“Everything we do that’s important is the result of conflict. Not a conflict between us and the world–a conflict between us and ourselves.”
I feel that all the time. I put Guinevere’s photo up because she is my example of who isn’t conflicted. Today Paula and I are looking at houses. We hope someone will look at ours. We hope they will talk themselves into our house and we will talk ourselves into another house. It would be handy and scary if it all happened soon. But what do I want – I want to be like Guinnie. I want to accept the miracles I find, yeah, I want to see the miracles in the first place.
My dogs practice what Godin calls “self-marketing.” He even goes so far as to say, “Successful people have discovered how to be better at self marketing.” I agree. When I align what’s in my best interest with what I want, I’m successful. And then I don’t care so much what someone thinks, I’ve done my self marketing. I know my audience.
Everything we do that’s important is the result of conflict.

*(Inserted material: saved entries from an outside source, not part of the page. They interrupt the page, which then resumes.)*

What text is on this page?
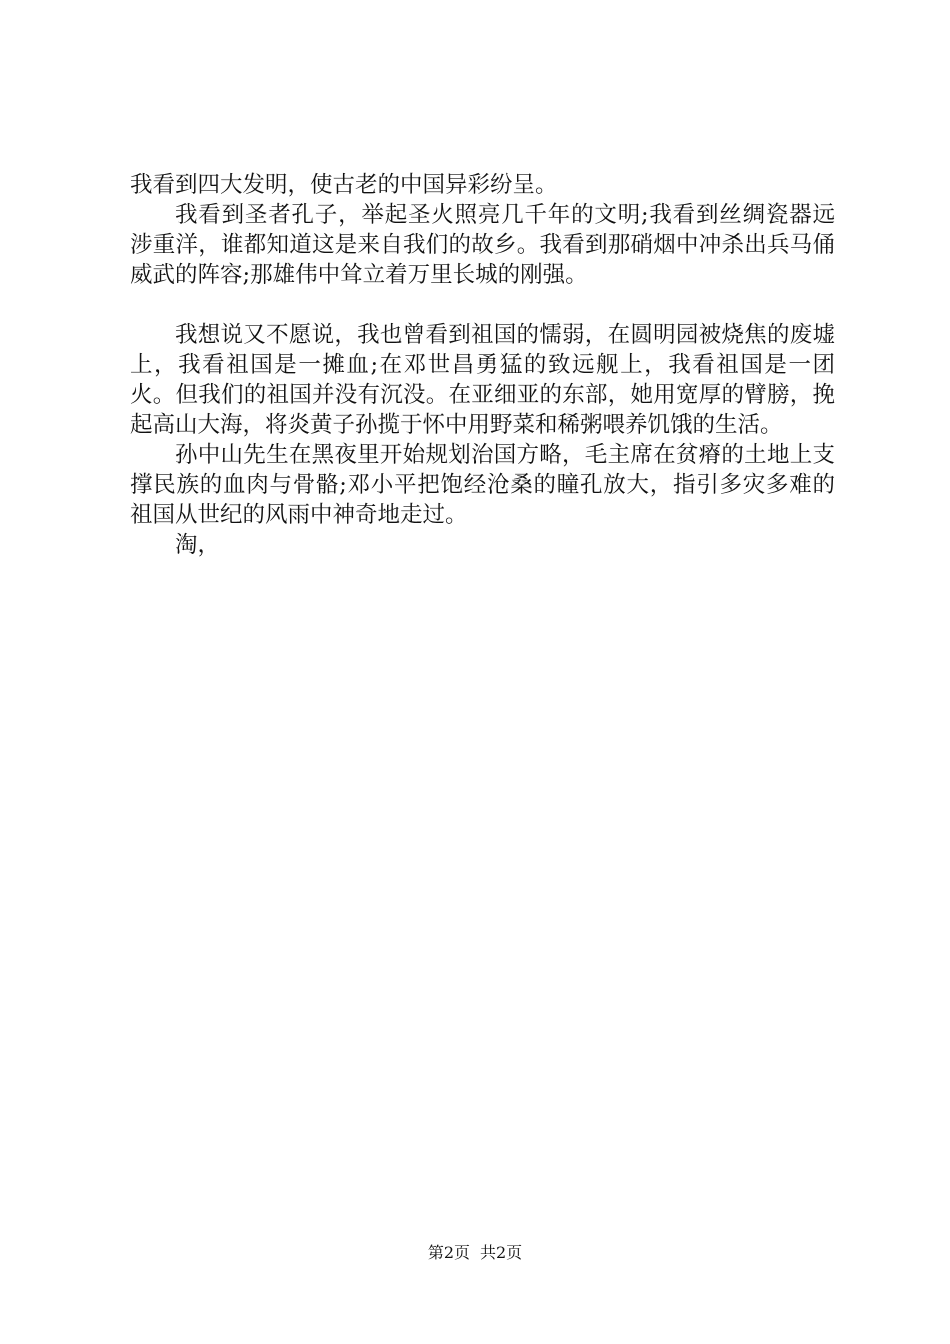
我看到四大发明，使古老的中国异彩纷呈。

我看到圣者孔子，举起圣火照亮几千年的文明;我看到丝绸瓷器远涉重洋，谁都知道这是来自我们的故乡。我看到那硝烟中冲杀出兵马俑威武的阵容;那雄伟中耸立着万里长城的刚强。

我想说又不愿说，我也曾看到祖国的懦弱，在圆明园被烧焦的废墟上，我看祖国是一摊血;在邓世昌勇猛的致远舰上，我看祖国是一团火。但我们的祖国并没有沉没。在亚细亚的东部，她用宽厚的臂膀，挽起高山大海，将炎黄子孙揽于怀中用野菜和稀粥喂养饥饿的生活。

孙中山先生在黑夜里开始规划治国方略，毛主席在贫瘠的土地上支撑民族的血肉与骨骼;邓小平把饱经沧桑的瞳孔放大，指引多灾多难的祖国从世纪的风雨中神奇地走过。

淘，

第2页 共2页
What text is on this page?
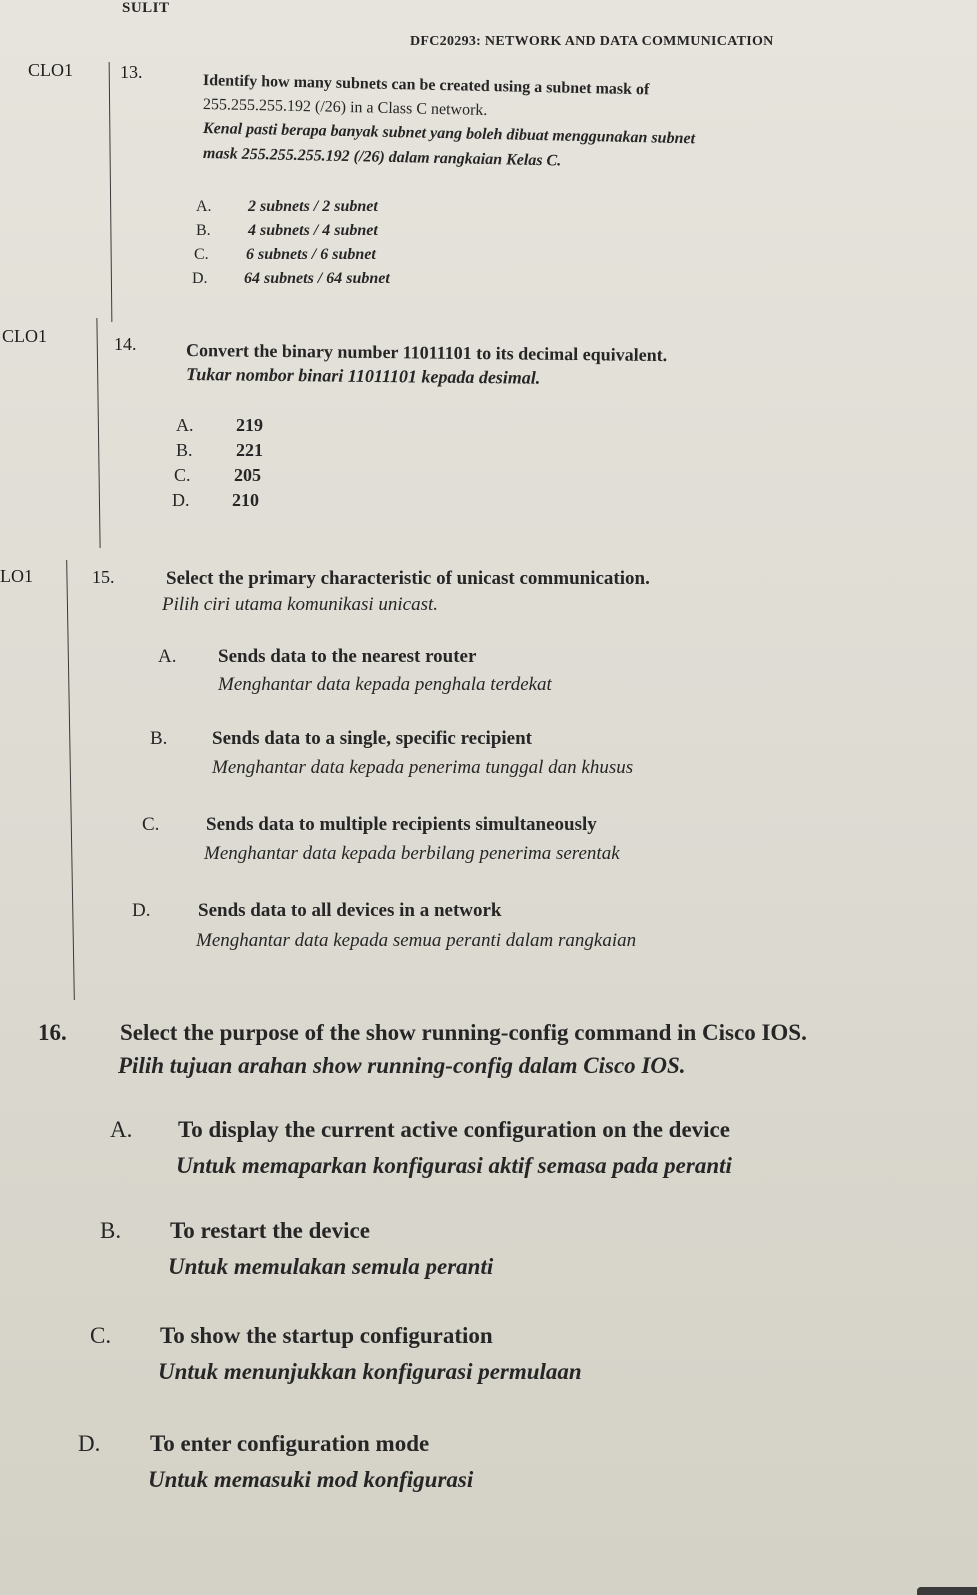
SULIT
DFC20293: NETWORK AND DATA COMMUNICATION
CLO1	13.
Identify how many subnets can be created using a subnet mask of
255.255.255.192 (/26) in a Class C network.
Kenal pasti berapa banyak subnet yang boleh dibuat menggunakan subnet
mask 255.255.255.192 (/26) dalam rangkaian Kelas C.
A. 2 subnets / 2 subnet
B. 4 subnets / 4 subnet
C. 6 subnets / 6 subnet
D. 64 subnets / 64 subnet
CLO1	14.	Convert the binary number 11011101 to its decimal equivalent.
Tukar nombor binari 11011101 kepada desimal.
A. 219
B. 221
C. 205
D. 210
LO1	15.	Select the primary characteristic of unicast communication.
Pilih ciri utama komunikasi unicast.
A. Sends data to the nearest router
Menghantar data kepada penghala terdekat
B. Sends data to a single, specific recipient
Menghantar data kepada penerima tunggal dan khusus
C. Sends data to multiple recipients simultaneously
Menghantar data kepada berbilang penerima serentak
D.	Sends data to all devices in a network
Menghantar data kepada semua peranti dalam rangkaian
16. Select the purpose of the show running-config command in Cisco IOS.
Pilih tujuan arahan show running-config dalam Cisco IOS.
A. To display the current active configuration on the device
Untuk memaparkan konfigurasi aktif semasa pada peranti
B. To restart the device
Untuk memulakan semula peranti
C. To show the startup configuration
Untuk menunjukkan konfigurasi permulaan
D. To enter configuration mode
Untuk memasuki mod konfigurasi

Not a conflict between us and the world–a conflict between us and ourselves.
We want to eat another dessert but we want to be healthy and skinny as well. Who is we? Who is the self in self control, and who is being controlled?
We want to stand up and make difference and we want to sit down and hide and be safe.
We want to help others and we want to keep more for ourselves.
It’s not a metaphor, it’s brain chemistry. We don’t have one mind, we have competing interests, all duking it out.
This conflict, the conflict between I and me, is at the heart of being human. One side sells the other. Like all kinds of marketing, it’s far more effective if you know your audience. You will do a better job of telling a story (to yourself) if you understand who you are marketing to. In this case, I is marketing to me (and vice versa). The marketing is going on in your head…
Successful people have discovered how to be better at self marketing.